MÜŞTERİ MİSAFİRİMİZDİR…

Eee aman canım kriz kiriz gına geldi diyorsunuz değil mi? Yok bu sefer kriz yok, krizsiz bir yazı yazayım diye niyet ettim inşallah…(Nasıl olacaksa bakalım) Efendim mm aklıma Nasrettin Hocamız geldi… Hocamız bir misafir geliyor, yiyor içiyor. İyi güzel afiyet olsun da… Bu misafir biraz da bu satırların yazarı gibi meyveyi pek severmiş… Eee gece vakti, hoca zaten pek de gönüllü değil misafire ikrama… Bizim misafirin gözü yukarı kayıyor ve tavanda kurusun diye asılan kara ve kırmızı üzümlere bakmış. Canı sallanan salkım salkım üzümlerden istemiş… İstemiş de öyle pat diye denmez ki… Nasıl desin? Şöyle demiş

“Oy bizim eller, ah bizim eller. Gece yatarken üzüm yerler”…Nasrettin Hocamız tabii anlamış meseleyi ama. Onunda canı zaten burnunda biran önce yatsın da uyusun istiyor. O da şöyle cevap vermiş… Oyyy oyyy bizim eller bizim eller… Onu yazın saklar da güzün yerler…

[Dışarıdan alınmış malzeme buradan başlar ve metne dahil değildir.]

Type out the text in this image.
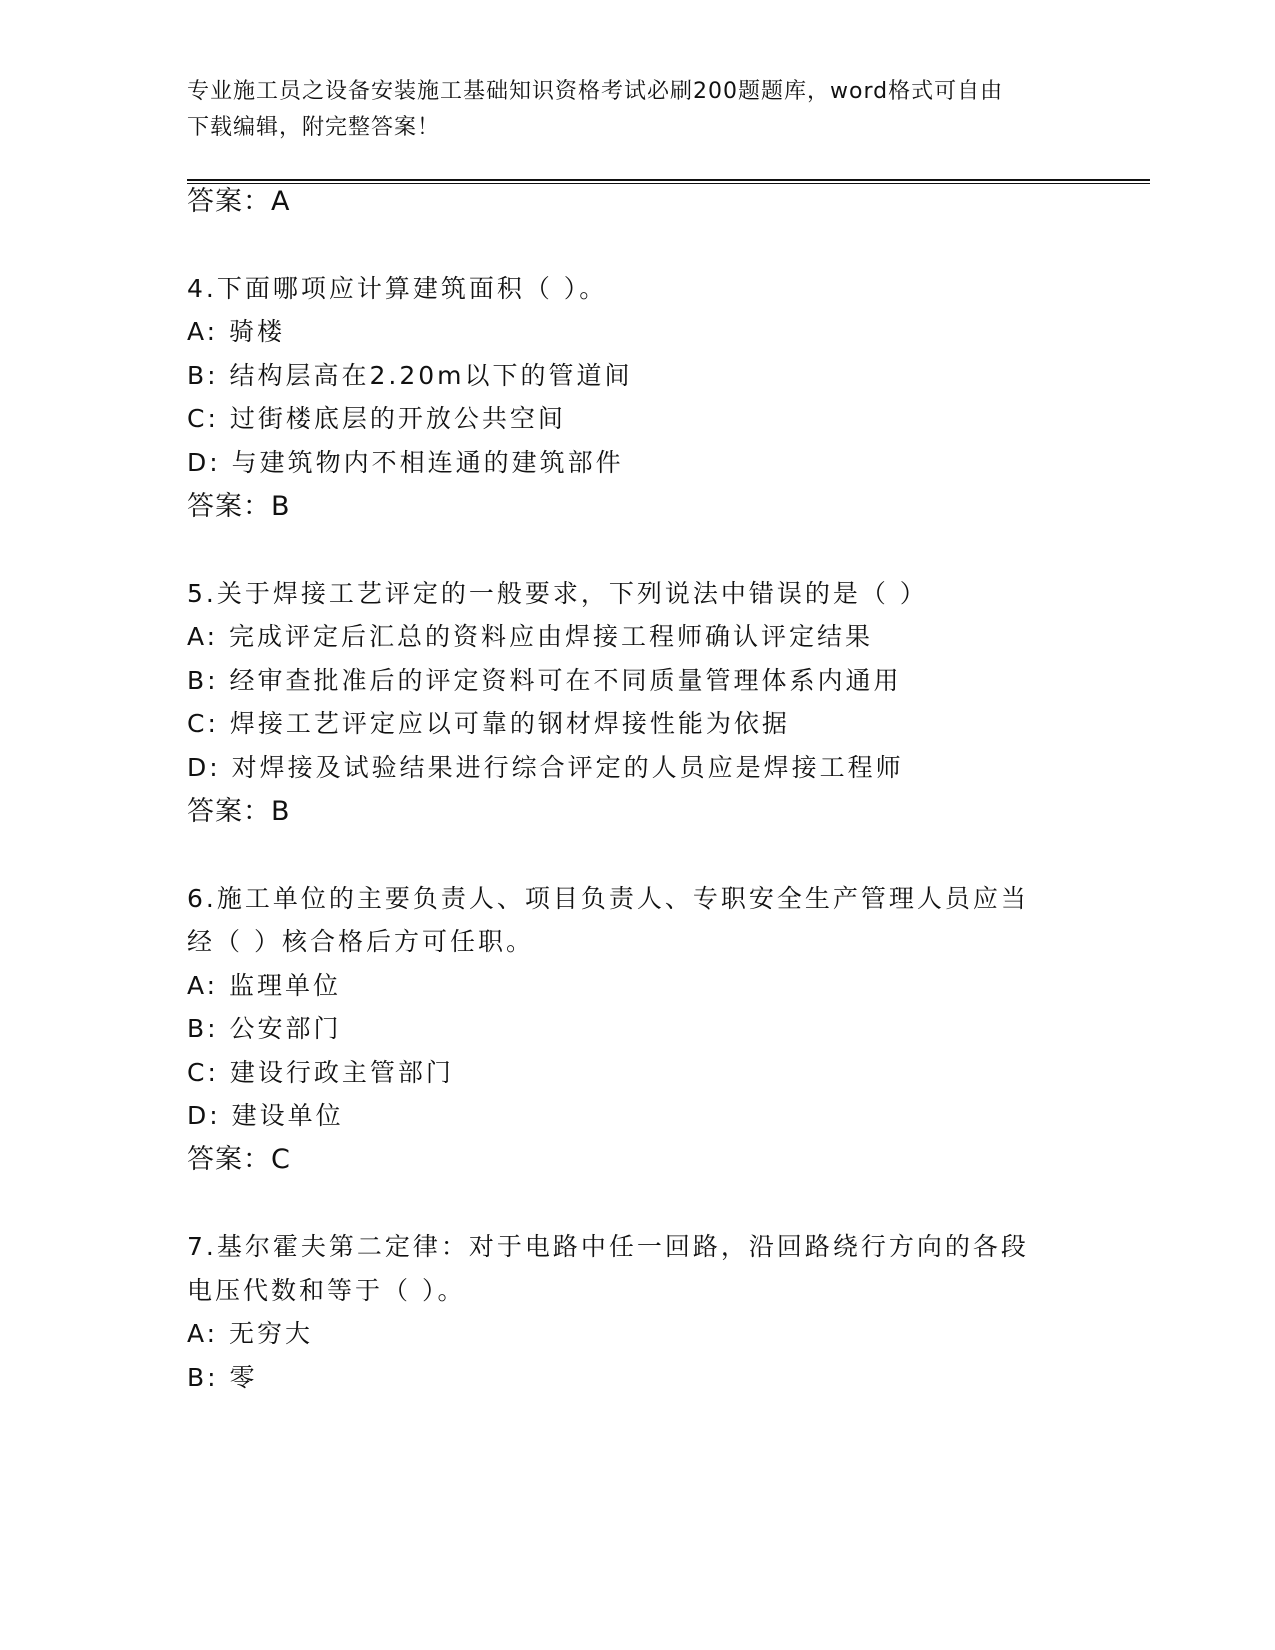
专业施工员之设备安装施工基础知识资格考试必刷200题题库，word格式可自由
下载编辑，附完整答案！
答案：A
4.下面哪项应计算建筑面积（ ）。
A: 骑楼
B: 结构层高在2.20m以下的管道间
C: 过街楼底层的开放公共空间
D: 与建筑物内不相连通的建筑部件
答案：B
5.关于焊接工艺评定的一般要求，下列说法中错误的是（ ）
A: 完成评定后汇总的资料应由焊接工程师确认评定结果
B: 经审查批准后的评定资料可在不同质量管理体系内通用
C: 焊接工艺评定应以可靠的钢材焊接性能为依据
D: 对焊接及试验结果进行综合评定的人员应是焊接工程师
答案：B
6.施工单位的主要负责人、项目负责人、专职安全生产管理人员应当
经（ ）核合格后方可任职。
A: 监理单位
B: 公安部门
C: 建设行政主管部门
D: 建设单位
答案：C
7.基尔霍夫第二定律：对于电路中任一回路，沿回路绕行方向的各段
电压代数和等于（ ）。
A: 无穷大
B: 零
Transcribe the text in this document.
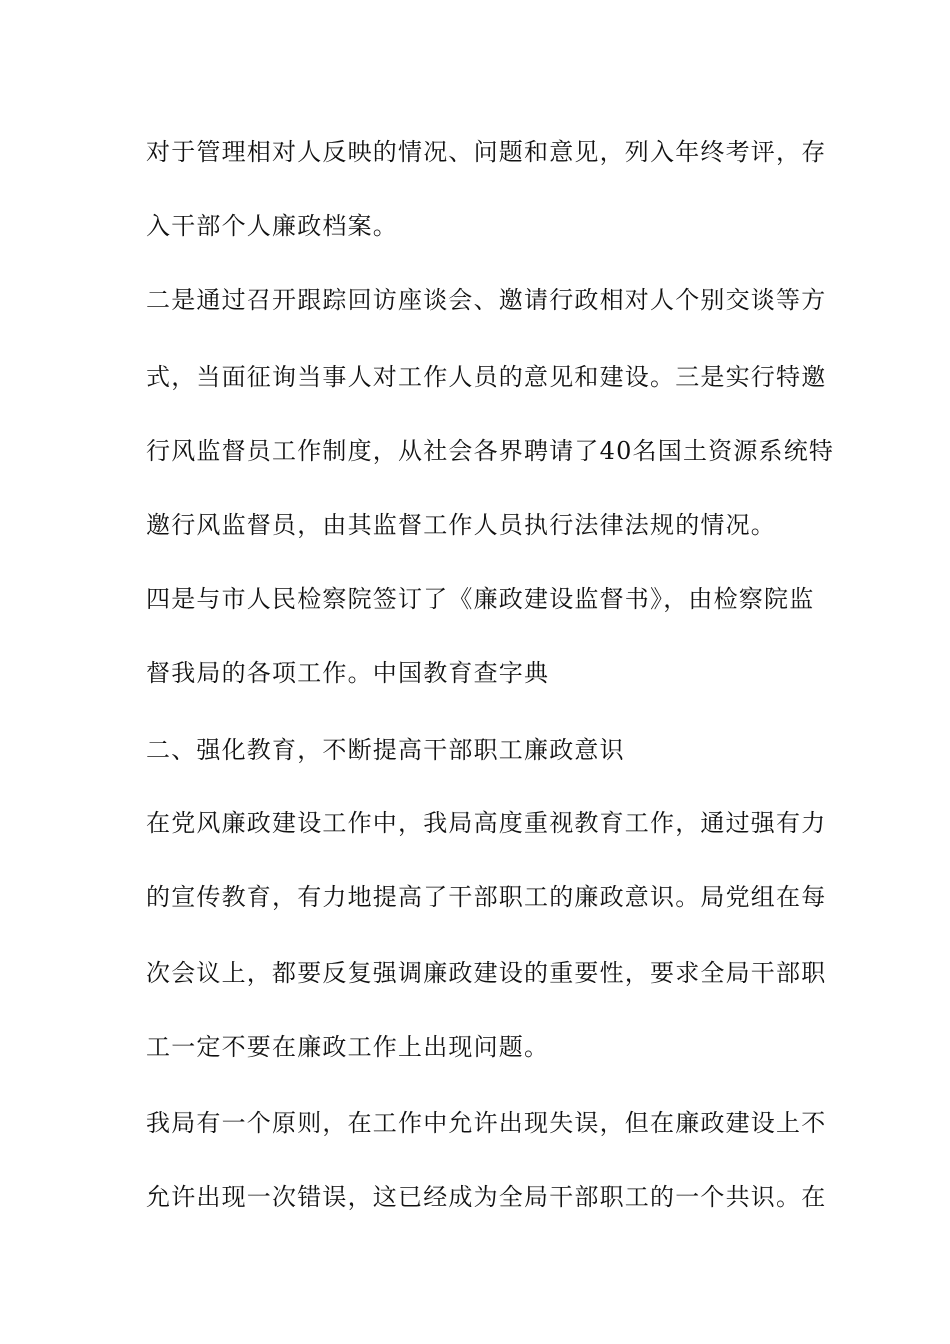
对于管理相对人反映的情况、问题和意见，列入年终考评，存
入干部个人廉政档案。
二是通过召开跟踪回访座谈会、邀请行政相对人个别交谈等方
式，当面征询当事人对工作人员的意见和建设。三是实行特邀
行风监督员工作制度，从社会各界聘请了40名国土资源系统特
邀行风监督员，由其监督工作人员执行法律法规的情况。
四是与市人民检察院签订了《廉政建设监督书》，由检察院监
督我局的各项工作。中国教育查字典
二、强化教育，不断提高干部职工廉政意识
在党风廉政建设工作中，我局高度重视教育工作，通过强有力
的宣传教育，有力地提高了干部职工的廉政意识。局党组在每
次会议上，都要反复强调廉政建设的重要性，要求全局干部职
工一定不要在廉政工作上出现问题。
我局有一个原则，在工作中允许出现失误，但在廉政建设上不
允许出现一次错误，这已经成为全局干部职工的一个共识。在
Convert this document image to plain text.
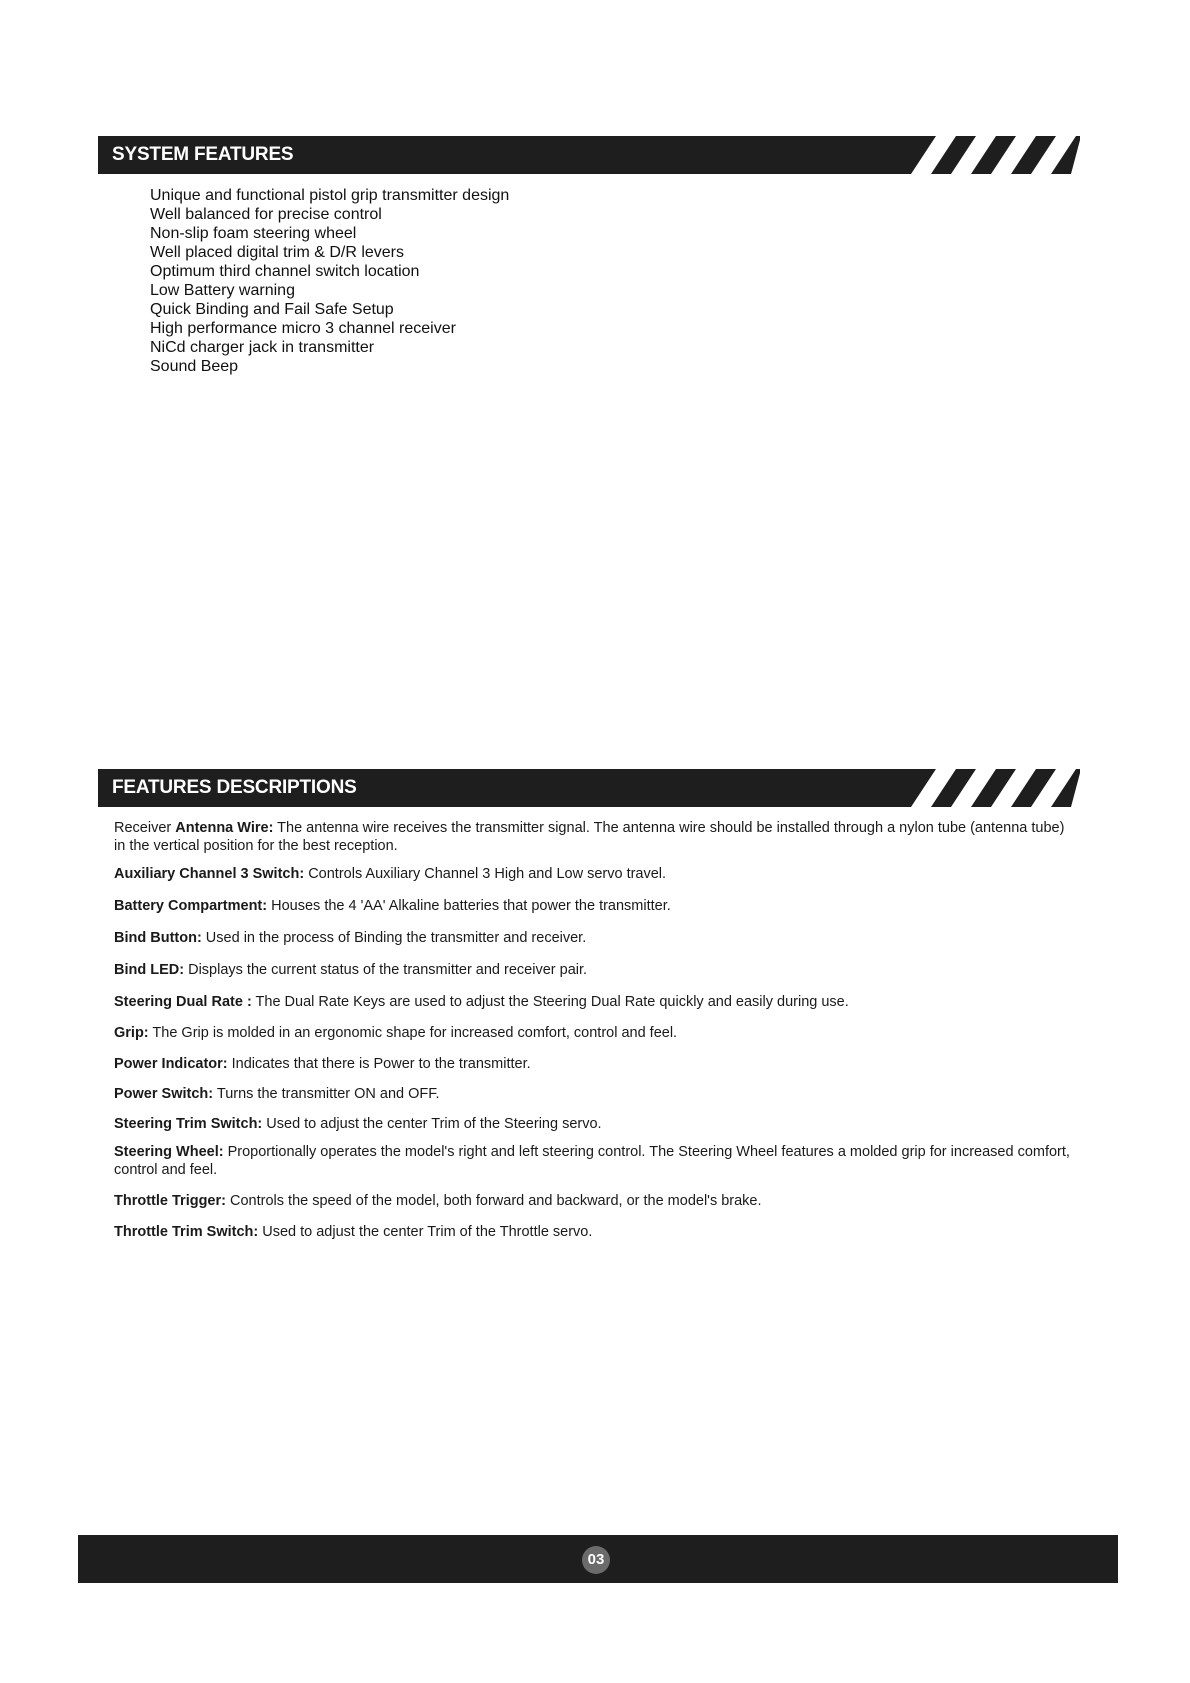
SYSTEM FEATURES
Unique and functional pistol grip transmitter design
Well balanced for precise control
Non-slip foam steering wheel
Well placed digital trim & D/R levers
Optimum third channel switch location
Low Battery warning
Quick Binding and Fail Safe Setup
High performance micro 3 channel receiver
NiCd charger jack in transmitter
Sound Beep
FEATURES DESCRIPTIONS

Receiver Antenna Wire: The antenna wire receives the transmitter signal. The antenna wire should be installed through a nylon tube (antenna tube) in the vertical position for the best reception.

Auxiliary Channel 3 Switch: Controls Auxiliary Channel 3 High and Low servo travel.

Battery Compartment: Houses the 4 'AA' Alkaline batteries that power the transmitter.

Bind Button: Used in the process of Binding the transmitter and receiver.

Bind LED: Displays the current status of the transmitter and receiver pair.

Steering Dual Rate : The Dual Rate Keys are used to adjust the Steering Dual Rate quickly and easily during use.

Grip: The Grip is molded in an ergonomic shape for increased comfort, control and feel.

Power Indicator: Indicates that there is Power to the transmitter.

Power Switch: Turns the transmitter ON and OFF.

Steering Trim Switch: Used to adjust the center Trim of the Steering servo.

Steering Wheel: Proportionally operates the model's right and left steering control. The Steering Wheel features a molded grip for increased comfort, control and feel.

Throttle Trigger: Controls the speed of the model, both forward and backward, or the model's brake.

Throttle Trim Switch: Used to adjust the center Trim of the Throttle servo.

03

Eee madem laf Hocamızdan açıldı devam edelim o zaman :

 

Hoca ağır hastadır. Artık evine gidip gelenlerin haddi hesabı yoktur. Her gelen misafir, bir saat oturmadan kalkıp gitmez. Hatta muhabbeti koyulaştırıp daha fazla oturanlar bile vardır. Hoca bunalmaya başlar ama kimseye kalkın gidin de diyemez. Hele bir ziyaretçi kafilesi hasta ziyaretini bahane ederek oturur da oturur. Nihayet kalkacaklarında içlerinden birisi:-Hoca, bir isteğin var mı? Allah geçinden versin ama bir vasiyetin falan, deyince, Hoca fırsat bu fırsat diye düşünür.

Evet, bir vasiyetim var. Bir hasta ziyaretine gidince, yanında oturup kalmayın!

Efendim tamam bu kadar yeter, konuya geliyorum…

 

Hani kriz yok dedik ya geçenlerde bir konferansa gittim, konferansın konusu müşteri misafirimizdir… Anlayış değişiyor artık. Eskiden canın isterse al yerine artık seç beğen al, beğenmezsen yine getir seç götür anlayışı geliyor. Eskiden firmalar hele hele otobüs firmaları “zaten verdiğin üç kuruş yok birde evine kadar götürelim diyerek” yolcuyu tersliyorlardı… Ya da oteldesiniz su istemeye korkuyordunuz, arkasından ilave ücretler gelecek diye… Artık satılan mal geri alınmaz diyerek kocaman kocaman levhaların yerine MÜŞTERİ MİSAFİRİMİZDİR… Yazılarını görüyoruz.  Gerçi bu durum biraz Tüketici Derneklerinin iş yükünü azaltacak belki bazı dernekler işsizlikten kapanacak ama olsun..Sonuçta Tüketiciye müşteri gibi davranan, onun sağılacak mor inek değil İNSAN olduğunu hatırlayan bir anlayış geldi… Peki, bunu kime borçluyuz, Kemal Derviş’e mi yok canım? Nerden çıkarttınız? Özal’a mı? Hayır? Rahmet i Ecevit’e borçluyuz…EEE anayasayı fırlattı, döviz de kızdı fırladı, her şey fırladı sonuçta. Ha bu arada   o anayasa kitapçığı fırlayarak taaaaa Amerikalara gitti hızını alamayıp oralarda kriz çıkarttı…

 

Yani değerli dostlar, krizler işte böyle fırsata dönüşüyor. Müşteri misafirimizdir anlayışı geldi böylece hem kriz miriz inşallah olmayacak, insana önem geldiği için bereket gelecek, hem tüketici hem de Türkiye hatta dünya kazanacak.